CoCA is a Canterbury icon, being one of the largest private gallery in New Zealand. This example of brutalist architecture has been lovingly restored by F3 Design with attention to clean lines, details that honour it's modernist style, and prominence of materials such as raw concrete
This Okuti Valley renovation extended and redesigned a family home. The centre of the house is cosy and contained, with a sense of history in it's materials; such as the patina of the original brick fire-surround and the rusty steel beams.
As you move away from the centre, the house opens to it's environment, through the use of soaring roof-lines with glass and galvanised steel.
The glass canopy extends the living area to the outside. It harnesses solar gain in the winter and protects from overheating in the summer. The canopy is an example of the use of commercial construction techniques for ease of assembly in this rural setting. Other examples of this method of construction are bolt-together steel portals and the craned-in pre-stressed concrete deck and step panels.

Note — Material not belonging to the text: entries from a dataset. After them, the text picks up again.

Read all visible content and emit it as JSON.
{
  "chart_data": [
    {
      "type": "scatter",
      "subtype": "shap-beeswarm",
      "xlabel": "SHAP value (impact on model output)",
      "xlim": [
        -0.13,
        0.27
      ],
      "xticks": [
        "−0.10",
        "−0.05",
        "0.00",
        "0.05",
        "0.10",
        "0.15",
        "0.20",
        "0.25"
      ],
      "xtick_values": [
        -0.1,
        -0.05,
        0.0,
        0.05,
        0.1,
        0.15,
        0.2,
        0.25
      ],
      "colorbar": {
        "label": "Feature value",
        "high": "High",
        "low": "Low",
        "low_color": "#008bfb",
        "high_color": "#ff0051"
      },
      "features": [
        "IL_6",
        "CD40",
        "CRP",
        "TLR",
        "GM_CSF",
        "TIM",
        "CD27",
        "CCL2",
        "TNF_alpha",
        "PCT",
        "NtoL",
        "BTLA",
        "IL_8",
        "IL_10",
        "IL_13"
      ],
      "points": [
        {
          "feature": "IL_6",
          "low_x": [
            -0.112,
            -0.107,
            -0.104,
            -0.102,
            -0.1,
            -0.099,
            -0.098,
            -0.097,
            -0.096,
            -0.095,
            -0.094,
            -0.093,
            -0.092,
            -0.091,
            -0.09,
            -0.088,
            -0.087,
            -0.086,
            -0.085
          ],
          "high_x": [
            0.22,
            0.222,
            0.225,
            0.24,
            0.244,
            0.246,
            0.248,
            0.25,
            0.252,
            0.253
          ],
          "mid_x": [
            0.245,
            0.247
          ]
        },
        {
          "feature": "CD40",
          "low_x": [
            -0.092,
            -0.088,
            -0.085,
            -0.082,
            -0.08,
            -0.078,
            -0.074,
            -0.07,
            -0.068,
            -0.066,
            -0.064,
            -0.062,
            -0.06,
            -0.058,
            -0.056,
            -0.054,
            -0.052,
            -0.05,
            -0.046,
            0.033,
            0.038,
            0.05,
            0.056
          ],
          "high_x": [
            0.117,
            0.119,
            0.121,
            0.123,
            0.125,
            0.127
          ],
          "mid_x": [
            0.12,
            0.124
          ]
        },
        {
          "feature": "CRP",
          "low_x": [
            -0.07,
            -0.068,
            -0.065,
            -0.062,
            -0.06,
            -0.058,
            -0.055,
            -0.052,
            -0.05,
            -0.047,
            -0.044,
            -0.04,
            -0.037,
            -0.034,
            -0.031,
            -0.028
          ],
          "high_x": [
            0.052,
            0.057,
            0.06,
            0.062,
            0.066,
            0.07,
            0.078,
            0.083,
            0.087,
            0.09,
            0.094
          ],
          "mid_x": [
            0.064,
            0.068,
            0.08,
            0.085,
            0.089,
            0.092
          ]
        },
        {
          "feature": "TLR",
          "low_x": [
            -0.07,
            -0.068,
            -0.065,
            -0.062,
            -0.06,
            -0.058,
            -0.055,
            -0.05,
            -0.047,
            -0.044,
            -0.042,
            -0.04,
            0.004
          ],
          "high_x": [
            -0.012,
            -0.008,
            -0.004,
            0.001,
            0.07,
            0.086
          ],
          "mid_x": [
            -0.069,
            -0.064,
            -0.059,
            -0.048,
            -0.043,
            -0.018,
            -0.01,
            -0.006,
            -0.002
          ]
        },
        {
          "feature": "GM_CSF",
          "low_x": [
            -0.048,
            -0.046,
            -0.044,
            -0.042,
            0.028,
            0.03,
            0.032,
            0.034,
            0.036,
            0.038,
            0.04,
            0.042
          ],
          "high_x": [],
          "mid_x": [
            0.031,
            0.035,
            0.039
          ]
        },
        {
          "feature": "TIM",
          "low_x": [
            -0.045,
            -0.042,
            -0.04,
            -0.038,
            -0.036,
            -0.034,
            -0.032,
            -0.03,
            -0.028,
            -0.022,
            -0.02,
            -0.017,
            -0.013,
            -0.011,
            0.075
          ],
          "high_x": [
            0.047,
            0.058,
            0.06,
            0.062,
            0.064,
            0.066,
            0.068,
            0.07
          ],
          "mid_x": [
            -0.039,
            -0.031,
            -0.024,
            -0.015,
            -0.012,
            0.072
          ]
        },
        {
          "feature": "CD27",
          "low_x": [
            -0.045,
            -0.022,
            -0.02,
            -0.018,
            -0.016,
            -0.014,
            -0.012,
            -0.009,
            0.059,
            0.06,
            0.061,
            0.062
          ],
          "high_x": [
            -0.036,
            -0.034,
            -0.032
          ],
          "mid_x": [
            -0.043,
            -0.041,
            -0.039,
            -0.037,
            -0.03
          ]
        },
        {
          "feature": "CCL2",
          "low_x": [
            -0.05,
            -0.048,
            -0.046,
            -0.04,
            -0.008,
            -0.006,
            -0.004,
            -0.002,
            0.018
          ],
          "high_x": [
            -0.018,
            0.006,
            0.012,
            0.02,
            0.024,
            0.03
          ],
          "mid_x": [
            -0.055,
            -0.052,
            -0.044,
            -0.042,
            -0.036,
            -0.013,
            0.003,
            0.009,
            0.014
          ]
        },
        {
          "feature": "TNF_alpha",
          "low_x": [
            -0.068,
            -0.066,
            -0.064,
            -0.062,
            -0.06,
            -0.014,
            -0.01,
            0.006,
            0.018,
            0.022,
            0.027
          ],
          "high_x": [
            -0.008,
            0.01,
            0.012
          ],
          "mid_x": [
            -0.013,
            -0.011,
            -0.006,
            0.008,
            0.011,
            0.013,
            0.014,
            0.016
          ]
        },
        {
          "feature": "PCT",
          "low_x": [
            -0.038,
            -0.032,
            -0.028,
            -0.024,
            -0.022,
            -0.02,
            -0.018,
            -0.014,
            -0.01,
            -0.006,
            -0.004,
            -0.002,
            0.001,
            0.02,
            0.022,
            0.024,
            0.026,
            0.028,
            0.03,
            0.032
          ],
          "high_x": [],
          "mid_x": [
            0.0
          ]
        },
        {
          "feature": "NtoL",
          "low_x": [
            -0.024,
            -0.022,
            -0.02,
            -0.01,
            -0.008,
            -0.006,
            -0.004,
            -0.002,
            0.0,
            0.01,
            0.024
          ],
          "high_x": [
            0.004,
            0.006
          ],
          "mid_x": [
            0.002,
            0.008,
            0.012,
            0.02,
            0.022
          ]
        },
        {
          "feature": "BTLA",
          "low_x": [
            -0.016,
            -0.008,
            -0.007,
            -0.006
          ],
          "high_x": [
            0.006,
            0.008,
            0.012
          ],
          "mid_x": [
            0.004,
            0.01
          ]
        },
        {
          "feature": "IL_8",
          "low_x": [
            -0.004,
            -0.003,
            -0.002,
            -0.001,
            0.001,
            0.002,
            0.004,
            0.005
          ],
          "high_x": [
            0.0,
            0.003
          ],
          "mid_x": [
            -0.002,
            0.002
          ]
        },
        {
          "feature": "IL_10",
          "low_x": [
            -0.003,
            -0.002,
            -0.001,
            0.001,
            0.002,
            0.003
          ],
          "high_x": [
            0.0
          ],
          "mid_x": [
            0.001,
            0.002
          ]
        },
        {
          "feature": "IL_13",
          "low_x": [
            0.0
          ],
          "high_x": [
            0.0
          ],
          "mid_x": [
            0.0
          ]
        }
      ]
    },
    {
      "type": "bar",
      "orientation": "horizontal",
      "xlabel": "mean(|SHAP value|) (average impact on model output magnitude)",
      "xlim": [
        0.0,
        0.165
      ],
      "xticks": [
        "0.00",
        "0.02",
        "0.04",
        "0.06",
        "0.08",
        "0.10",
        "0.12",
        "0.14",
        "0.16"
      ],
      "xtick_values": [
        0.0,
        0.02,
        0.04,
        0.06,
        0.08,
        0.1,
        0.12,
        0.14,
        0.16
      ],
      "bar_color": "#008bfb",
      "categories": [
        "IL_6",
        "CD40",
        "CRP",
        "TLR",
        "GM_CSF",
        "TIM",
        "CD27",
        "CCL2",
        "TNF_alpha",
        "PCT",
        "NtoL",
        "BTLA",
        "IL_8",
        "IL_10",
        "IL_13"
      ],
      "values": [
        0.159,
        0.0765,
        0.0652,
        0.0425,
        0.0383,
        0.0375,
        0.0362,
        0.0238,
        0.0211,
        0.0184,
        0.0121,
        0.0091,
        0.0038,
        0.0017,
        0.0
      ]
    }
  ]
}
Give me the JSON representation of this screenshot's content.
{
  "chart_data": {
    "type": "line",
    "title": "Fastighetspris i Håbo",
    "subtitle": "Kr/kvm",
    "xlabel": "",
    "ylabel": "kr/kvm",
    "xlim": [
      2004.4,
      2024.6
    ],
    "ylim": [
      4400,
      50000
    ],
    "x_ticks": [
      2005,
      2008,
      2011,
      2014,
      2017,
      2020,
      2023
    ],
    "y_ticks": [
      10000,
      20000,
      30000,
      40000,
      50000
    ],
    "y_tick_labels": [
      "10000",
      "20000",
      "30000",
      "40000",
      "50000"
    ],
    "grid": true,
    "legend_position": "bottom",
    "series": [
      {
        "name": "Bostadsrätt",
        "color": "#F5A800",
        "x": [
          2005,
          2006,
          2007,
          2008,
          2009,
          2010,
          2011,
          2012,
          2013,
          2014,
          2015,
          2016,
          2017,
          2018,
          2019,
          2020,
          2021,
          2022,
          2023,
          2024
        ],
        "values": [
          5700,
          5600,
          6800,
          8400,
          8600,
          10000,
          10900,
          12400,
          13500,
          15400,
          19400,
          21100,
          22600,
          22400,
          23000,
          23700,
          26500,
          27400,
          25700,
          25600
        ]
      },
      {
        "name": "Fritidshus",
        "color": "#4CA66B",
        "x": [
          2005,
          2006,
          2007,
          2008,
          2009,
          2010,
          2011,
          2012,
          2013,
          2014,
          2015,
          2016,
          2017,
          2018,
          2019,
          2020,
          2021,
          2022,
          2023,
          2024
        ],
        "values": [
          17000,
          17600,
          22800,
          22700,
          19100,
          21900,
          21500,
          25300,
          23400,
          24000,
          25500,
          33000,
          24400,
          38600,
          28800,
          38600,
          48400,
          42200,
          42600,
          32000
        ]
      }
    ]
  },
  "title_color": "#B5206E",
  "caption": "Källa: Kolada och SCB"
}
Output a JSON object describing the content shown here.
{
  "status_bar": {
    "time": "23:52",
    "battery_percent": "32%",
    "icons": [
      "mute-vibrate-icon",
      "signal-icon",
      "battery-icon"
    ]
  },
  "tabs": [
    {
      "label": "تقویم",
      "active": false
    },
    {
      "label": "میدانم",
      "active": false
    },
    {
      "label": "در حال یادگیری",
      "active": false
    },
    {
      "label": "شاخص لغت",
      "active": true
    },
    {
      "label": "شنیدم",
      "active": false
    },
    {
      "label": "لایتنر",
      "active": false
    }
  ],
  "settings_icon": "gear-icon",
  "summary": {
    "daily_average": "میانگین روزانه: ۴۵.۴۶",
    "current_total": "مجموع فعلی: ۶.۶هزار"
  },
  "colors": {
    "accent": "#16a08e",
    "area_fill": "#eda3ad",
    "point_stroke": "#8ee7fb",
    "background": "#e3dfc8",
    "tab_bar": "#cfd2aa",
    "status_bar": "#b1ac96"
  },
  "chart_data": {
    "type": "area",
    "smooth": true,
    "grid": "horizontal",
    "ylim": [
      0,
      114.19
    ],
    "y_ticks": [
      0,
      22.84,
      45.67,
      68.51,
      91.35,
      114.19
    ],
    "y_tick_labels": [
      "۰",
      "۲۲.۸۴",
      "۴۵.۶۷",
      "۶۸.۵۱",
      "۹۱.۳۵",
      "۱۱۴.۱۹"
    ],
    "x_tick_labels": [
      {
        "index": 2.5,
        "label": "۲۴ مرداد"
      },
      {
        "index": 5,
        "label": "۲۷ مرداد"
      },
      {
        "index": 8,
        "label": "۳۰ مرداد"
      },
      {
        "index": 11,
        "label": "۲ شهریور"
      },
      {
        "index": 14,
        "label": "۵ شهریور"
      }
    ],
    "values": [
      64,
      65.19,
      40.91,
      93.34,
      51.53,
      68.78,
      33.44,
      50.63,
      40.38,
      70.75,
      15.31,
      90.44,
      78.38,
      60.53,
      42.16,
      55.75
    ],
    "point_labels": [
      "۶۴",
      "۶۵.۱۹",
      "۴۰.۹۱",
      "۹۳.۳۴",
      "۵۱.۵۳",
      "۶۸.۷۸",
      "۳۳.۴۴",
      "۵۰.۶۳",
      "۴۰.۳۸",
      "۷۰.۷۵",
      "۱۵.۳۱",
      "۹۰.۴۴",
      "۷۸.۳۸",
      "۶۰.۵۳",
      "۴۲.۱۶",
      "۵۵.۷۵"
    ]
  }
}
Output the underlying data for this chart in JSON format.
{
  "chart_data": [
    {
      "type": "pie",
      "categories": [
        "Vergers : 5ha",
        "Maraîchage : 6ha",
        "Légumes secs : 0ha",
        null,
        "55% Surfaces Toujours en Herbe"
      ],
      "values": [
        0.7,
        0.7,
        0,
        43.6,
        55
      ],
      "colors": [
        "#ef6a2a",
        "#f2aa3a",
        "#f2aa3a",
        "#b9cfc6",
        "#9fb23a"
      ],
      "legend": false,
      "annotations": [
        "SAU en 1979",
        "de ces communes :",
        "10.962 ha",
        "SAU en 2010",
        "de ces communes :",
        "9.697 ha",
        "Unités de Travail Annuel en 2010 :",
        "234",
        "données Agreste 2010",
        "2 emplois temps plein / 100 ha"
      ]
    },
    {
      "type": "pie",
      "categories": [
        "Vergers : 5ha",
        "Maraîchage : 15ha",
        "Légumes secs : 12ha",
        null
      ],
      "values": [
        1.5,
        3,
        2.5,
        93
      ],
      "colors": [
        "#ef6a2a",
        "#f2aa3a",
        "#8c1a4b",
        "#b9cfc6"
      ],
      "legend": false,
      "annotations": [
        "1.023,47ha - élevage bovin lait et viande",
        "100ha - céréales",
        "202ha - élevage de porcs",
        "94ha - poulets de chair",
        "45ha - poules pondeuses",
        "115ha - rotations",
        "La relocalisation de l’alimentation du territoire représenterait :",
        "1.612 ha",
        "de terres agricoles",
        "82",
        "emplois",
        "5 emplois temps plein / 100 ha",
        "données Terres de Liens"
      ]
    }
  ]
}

The building has wool insulation, rain water harvesting and under-floor heating from a large wetback and solar panels. The on-site grey water treatment utilises bark filled baskets and terraced reed beds and a series of interlinking ponds are used for sediment control and wild life preservation.
F3 Design love the challenge of meeting a client's individual needs. This can at times call for custom fit-outs and one of kind designs that is both practical, attractive and reflects strongly the client's style.
This custom design can be seen in the following projects:
Underground Coffee Colombo Kiosk: A custom fit-out for Underground's Kiosk at The Colombo using raw steel and recycled Rimu. F3 reconditioned a second hand bench unit and constructed a wall unit. Maximising space and creating visual brand touchpoint within a food court were key elements to this project.
F3 Design Furniture: Quality, NZ Made custom furniture that is stylish and functional.
Café Lumes Outdoor Seating: F3 Design created an outdoor seating area within the carpark of Café Lumes on Fitzgerald Avenue that added more seating space for the café under the shade of the trees outside.
Dance-O-Mat: F3 Design designed the hugely popular "Dance-o-Mat" for Gapfiller in Christchurch.
The Reading Room: A temporary street furniture project for the Christchurch City Council which involved large astroturf couches.